1. Is the incoherence technical or political?

To improve the coherence of the education system, we need to understand whether its incoherence is solely due to technical features, or their interaction with the incentives and priorities of political actors. We need a fuller theory of why incoherence emerges, how it interacts with politics and why it persists in different contexts – something we began to discuss during the 2017 Research on Improving Systems of Education (RISE) conference.

2. Who has an interest in reforming the education system?

Education is a good investment, but realising this investment may take a generation. In contrast, political time horizons are often too short to demonstrate tangible improvements in learning. Other stakeholders face competing interests. Some private sector firms benefit from an educated workforce, but different industries have different skill needs. They may not trust that politicians can transform higher taxes today into a skilled workforce in a decade. This scepticism also shapes parental choice – contributing to the boom in private schooling and political competition that focuses on tangible and visible education inputs. Understanding how different actors balance these interests is crucial to assembling the building blocks of a coalition.

3. What helps build a coalition for learning?
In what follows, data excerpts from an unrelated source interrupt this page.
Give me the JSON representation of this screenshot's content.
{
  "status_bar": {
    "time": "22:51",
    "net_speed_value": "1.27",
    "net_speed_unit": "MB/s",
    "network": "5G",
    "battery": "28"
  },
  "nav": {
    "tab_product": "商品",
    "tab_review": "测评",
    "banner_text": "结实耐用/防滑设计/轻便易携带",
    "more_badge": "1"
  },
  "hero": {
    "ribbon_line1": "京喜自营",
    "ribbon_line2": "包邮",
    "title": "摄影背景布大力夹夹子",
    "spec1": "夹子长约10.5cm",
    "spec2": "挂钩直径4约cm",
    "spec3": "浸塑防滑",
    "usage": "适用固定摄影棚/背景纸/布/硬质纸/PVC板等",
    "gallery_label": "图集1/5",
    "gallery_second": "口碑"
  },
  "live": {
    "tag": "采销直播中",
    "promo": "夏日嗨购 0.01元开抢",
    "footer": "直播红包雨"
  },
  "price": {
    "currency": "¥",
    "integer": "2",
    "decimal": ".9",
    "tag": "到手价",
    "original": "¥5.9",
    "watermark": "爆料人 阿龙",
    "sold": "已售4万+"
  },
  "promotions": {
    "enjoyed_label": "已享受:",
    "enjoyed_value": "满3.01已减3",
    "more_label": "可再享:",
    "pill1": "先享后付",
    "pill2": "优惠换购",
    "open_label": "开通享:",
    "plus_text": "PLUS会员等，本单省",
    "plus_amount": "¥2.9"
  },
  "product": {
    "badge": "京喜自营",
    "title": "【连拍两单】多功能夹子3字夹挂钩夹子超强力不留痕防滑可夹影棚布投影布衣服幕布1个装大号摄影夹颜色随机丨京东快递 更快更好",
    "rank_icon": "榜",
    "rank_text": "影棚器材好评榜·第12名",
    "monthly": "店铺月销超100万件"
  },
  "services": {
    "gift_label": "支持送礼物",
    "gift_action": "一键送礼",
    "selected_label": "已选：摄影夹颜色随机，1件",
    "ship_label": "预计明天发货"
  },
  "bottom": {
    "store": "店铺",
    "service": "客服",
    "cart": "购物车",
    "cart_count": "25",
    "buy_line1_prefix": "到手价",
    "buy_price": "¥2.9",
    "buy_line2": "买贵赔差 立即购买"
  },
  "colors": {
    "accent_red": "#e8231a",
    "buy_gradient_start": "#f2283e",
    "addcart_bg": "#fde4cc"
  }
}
In the last few decades, some countries have achieved significant improvements in learning. Understanding which entry-points were used, how political competition helped or hindered, who was mobilised, how and at what level of the system will cast vital light on how to build coalitions. ODI and the University of Manchester have begun to address these questions, but more work is needed to develop practical approaches.

4. Should you pursue a grand strategy, or problem-by-problem reform, or both?

There are only a few examples of successful, system-wide education reforms – testament to how hard building coalitions and executing policies can be. Whole system reforms have been successful in contexts with strong capacity and political coherence, such as Chile, but many countries lack these conditions. We therefore need to understand when, where, and if, problem-by-problem reforms can be used to produce sustainable and long-term improvements.  

Policy design and innovation is still important. However, policies won’t be effective unless the challenges of system incoherence and misaligned political incentives are met. Answering these four questions is therefore crucial to addressing the global learning crisis.